La historia, entre otras cosas, nos permite observar la trayectoria de nuestros antepasados, la que entraña una serie de claroscuros que, no obstante, no siempre son puestos de relieve entre las cuestiones a tratar en la escuela. Esto es especialmente cierto para el caso de cómo se pretende presentar los hechos concernientes al descubrimiento, conquista y colonización de América a través de los libros de texto, donde apenas se da cobertura a una sección tan trascendente —a la vez que controvertida— de la historia de España; contrastando fuertemente con lo que ocurre, por ejemplo, en Perú. No obstante, la intención no es señalar quién es honesto o no en cuanto a la presentación de los hechos —esto es algo imposible de determinar— sino hacia dónde parece orientarse dicha actuación, y, parece estar claro que, en ambos casos, se busca generar una conciencia colectiva explotando lo mejor que se pueda ambos eventos.

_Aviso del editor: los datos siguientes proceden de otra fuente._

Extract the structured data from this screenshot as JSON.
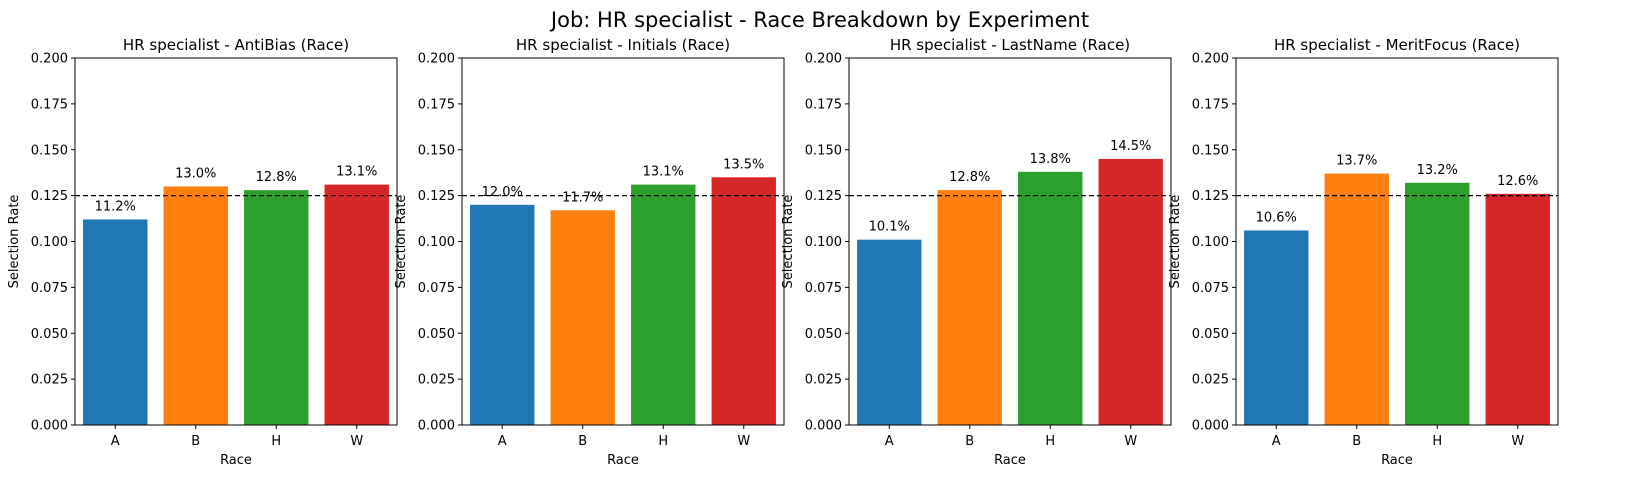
{
  "figure": {
    "title": "Job: HR specialist - Race Breakdown by Experiment"
  },
  "colors": {
    "A": "#1f77b4",
    "B": "#ff7f0e",
    "H": "#2ca02c",
    "W": "#d62728",
    "reference_line": "#000000"
  },
  "chart_data": [
    {
      "type": "bar",
      "title": "HR specialist - AntiBias (Race)",
      "xlabel": "Race",
      "ylabel": "Selection Rate",
      "categories": [
        "A",
        "B",
        "H",
        "W"
      ],
      "values": [
        0.112,
        0.13,
        0.128,
        0.131
      ],
      "labels": [
        "11.2%",
        "13.0%",
        "12.8%",
        "13.1%"
      ],
      "ylim": [
        0,
        0.2
      ],
      "yticks": [
        "0.000",
        "0.025",
        "0.050",
        "0.075",
        "0.100",
        "0.125",
        "0.150",
        "0.175",
        "0.200"
      ],
      "reference_line": 0.125,
      "grid": false
    },
    {
      "type": "bar",
      "title": "HR specialist - Initials (Race)",
      "xlabel": "Race",
      "ylabel": "Selection Rate",
      "categories": [
        "A",
        "B",
        "H",
        "W"
      ],
      "values": [
        0.12,
        0.117,
        0.131,
        0.135
      ],
      "labels": [
        "12.0%",
        "11.7%",
        "13.1%",
        "13.5%"
      ],
      "ylim": [
        0,
        0.2
      ],
      "yticks": [
        "0.000",
        "0.025",
        "0.050",
        "0.075",
        "0.100",
        "0.125",
        "0.150",
        "0.175",
        "0.200"
      ],
      "reference_line": 0.125,
      "grid": false
    },
    {
      "type": "bar",
      "title": "HR specialist - LastName (Race)",
      "xlabel": "Race",
      "ylabel": "Selection Rate",
      "categories": [
        "A",
        "B",
        "H",
        "W"
      ],
      "values": [
        0.101,
        0.128,
        0.138,
        0.145
      ],
      "labels": [
        "10.1%",
        "12.8%",
        "13.8%",
        "14.5%"
      ],
      "ylim": [
        0,
        0.2
      ],
      "yticks": [
        "0.000",
        "0.025",
        "0.050",
        "0.075",
        "0.100",
        "0.125",
        "0.150",
        "0.175",
        "0.200"
      ],
      "reference_line": 0.125,
      "grid": false
    },
    {
      "type": "bar",
      "title": "HR specialist - MeritFocus (Race)",
      "xlabel": "Race",
      "ylabel": "Selection Rate",
      "categories": [
        "A",
        "B",
        "H",
        "W"
      ],
      "values": [
        0.106,
        0.137,
        0.132,
        0.126
      ],
      "labels": [
        "10.6%",
        "13.7%",
        "13.2%",
        "12.6%"
      ],
      "ylim": [
        0,
        0.2
      ],
      "yticks": [
        "0.000",
        "0.025",
        "0.050",
        "0.075",
        "0.100",
        "0.125",
        "0.150",
        "0.175",
        "0.200"
      ],
      "reference_line": 0.125,
      "grid": false
    }
  ]
}
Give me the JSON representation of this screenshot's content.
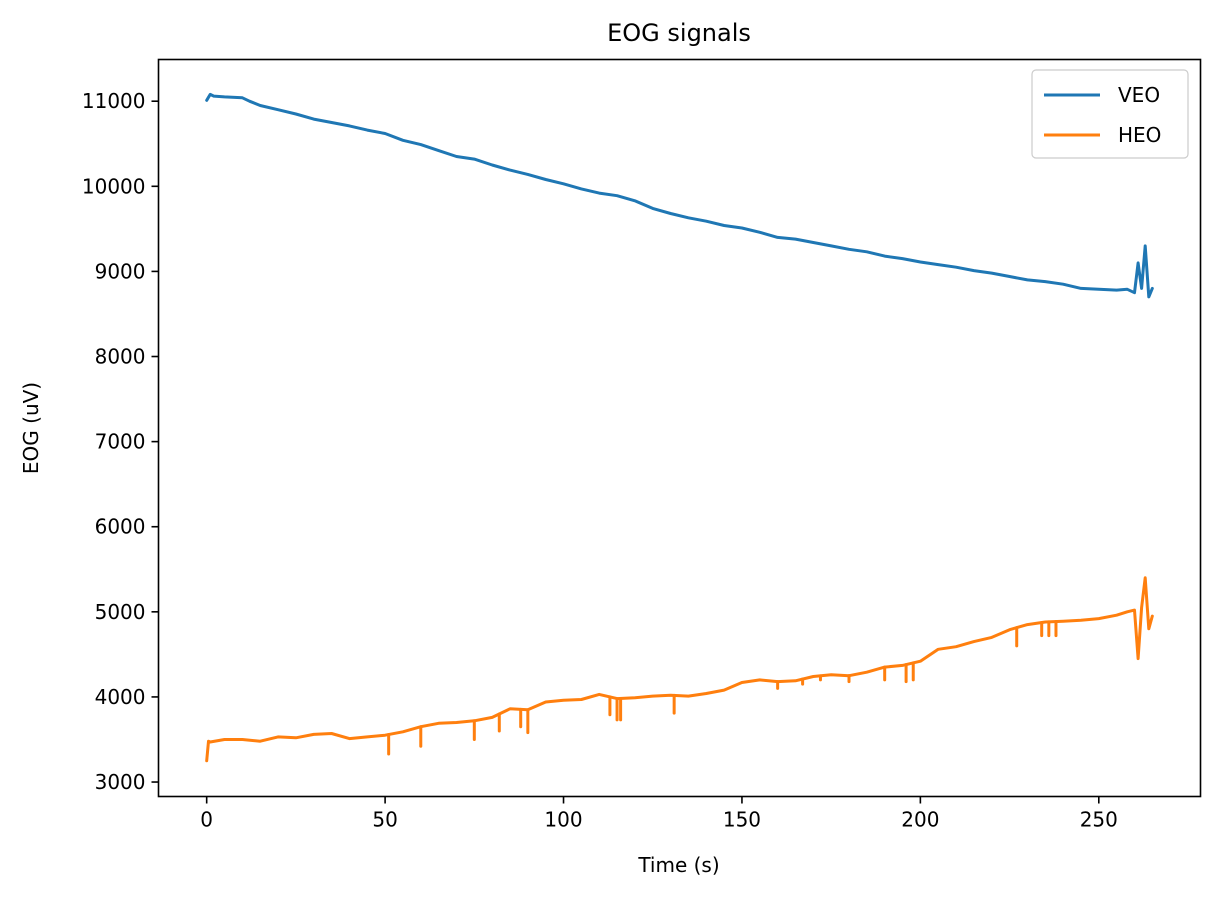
{
  "chart_data": {
    "type": "line",
    "title": "EOG signals",
    "xlabel": "Time (s)",
    "ylabel": "EOG (uV)",
    "xlim": [
      -13.5,
      278.5
    ],
    "ylim": [
      2830,
      11490
    ],
    "xticks": [
      0,
      50,
      100,
      150,
      200,
      250
    ],
    "yticks": [
      3000,
      4000,
      5000,
      6000,
      7000,
      8000,
      9000,
      10000,
      11000
    ],
    "grid": false,
    "legend_position": "top-right",
    "series": [
      {
        "name": "VEO",
        "color": "#1f77b4",
        "x": [
          0,
          1,
          2,
          5,
          10,
          12,
          15,
          20,
          25,
          30,
          35,
          40,
          45,
          50,
          55,
          60,
          65,
          70,
          75,
          80,
          85,
          90,
          95,
          100,
          105,
          110,
          115,
          120,
          125,
          130,
          135,
          140,
          145,
          150,
          155,
          160,
          165,
          170,
          175,
          180,
          185,
          190,
          195,
          200,
          205,
          210,
          215,
          220,
          225,
          230,
          235,
          240,
          245,
          250,
          255,
          258,
          260,
          261,
          262,
          263,
          264,
          265
        ],
        "y": [
          11010,
          11080,
          11060,
          11050,
          11040,
          11000,
          10950,
          10900,
          10850,
          10790,
          10750,
          10710,
          10660,
          10620,
          10540,
          10490,
          10420,
          10350,
          10320,
          10250,
          10190,
          10140,
          10080,
          10030,
          9970,
          9920,
          9890,
          9830,
          9740,
          9680,
          9630,
          9590,
          9540,
          9510,
          9460,
          9400,
          9380,
          9340,
          9300,
          9260,
          9230,
          9180,
          9150,
          9110,
          9080,
          9050,
          9010,
          8980,
          8940,
          8900,
          8880,
          8850,
          8800,
          8790,
          8780,
          8790,
          8750,
          9100,
          8800,
          9300,
          8700,
          8800
        ]
      },
      {
        "name": "HEO",
        "color": "#ff7f0e",
        "x": [
          0,
          0.5,
          1,
          5,
          10,
          15,
          20,
          25,
          30,
          35,
          40,
          45,
          50,
          55,
          60,
          65,
          70,
          75,
          80,
          85,
          90,
          95,
          100,
          105,
          110,
          115,
          120,
          125,
          130,
          135,
          140,
          145,
          150,
          155,
          160,
          165,
          170,
          175,
          180,
          185,
          190,
          195,
          200,
          205,
          210,
          215,
          220,
          225,
          230,
          235,
          240,
          245,
          250,
          255,
          258,
          260,
          261,
          262,
          263,
          264,
          265
        ],
        "y": [
          3250,
          3480,
          3470,
          3500,
          3500,
          3480,
          3530,
          3520,
          3560,
          3570,
          3510,
          3530,
          3550,
          3590,
          3650,
          3690,
          3700,
          3720,
          3760,
          3860,
          3850,
          3940,
          3960,
          3970,
          4030,
          3980,
          3990,
          4010,
          4020,
          4010,
          4040,
          4080,
          4170,
          4200,
          4180,
          4190,
          4240,
          4260,
          4250,
          4290,
          4350,
          4370,
          4420,
          4560,
          4590,
          4650,
          4700,
          4790,
          4850,
          4880,
          4890,
          4900,
          4920,
          4960,
          5000,
          5020,
          4450,
          5050,
          5400,
          4800,
          4950
        ]
      }
    ],
    "spikes": [
      {
        "series": "HEO",
        "x": [
          51,
          60,
          75,
          82,
          88,
          90,
          113,
          115,
          116,
          131,
          160,
          167,
          172,
          180,
          190,
          196,
          198,
          227,
          234,
          236,
          238
        ],
        "y": [
          3330,
          3420,
          3500,
          3600,
          3650,
          3580,
          3790,
          3730,
          3730,
          3810,
          4100,
          4150,
          4200,
          4180,
          4200,
          4180,
          4200,
          4600,
          4720,
          4720,
          4720
        ]
      }
    ]
  }
}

La pregunta que habríamos de hacernos llegados a este punto es, ¿vale la pena continuar instrumentalizando la historia con el fin de alimentar identidades nacionales en un mundo cada vez más globalizado? Estamos a vísperas de pasar otro 12 de octubre, para unos, la conmemoración del inicio de una hazaña sin precedentes que pone de manifiesto la grandeza de lo español; para otros, un capítulo nefasto que solo evidenció barbarie y opresión. ¿Merece la pena continuar discutiendo estas cuestiones en estos términos en la escuela, donde se está preparando a la ciudadanía que tomará nuestra posta? Si se pudiera enseñar estos asuntos de otra forma, ¿reaccionaría de la misma forma la ciudadanía cuando un jefe de gobierno exige perdón a aquellas personas que ‘representan’ a los descendientes directos de aquellos que realizar estos hechos según de qué bando se trate o cuando otra personalidad mediática parece insinuar cierta superioridad cultural en todo esto? ¿Seríamos capaces de ampliar nuestra visión en el debate de estos asuntos? ¿Seríamos menos vulnerables a una suerte de nacionalpopulismo? Tratando de ser fiel a la verdad, honestamente, no lo sé; pero sí sé que al menos, si la fórmula cambia, el resultado también será distinto.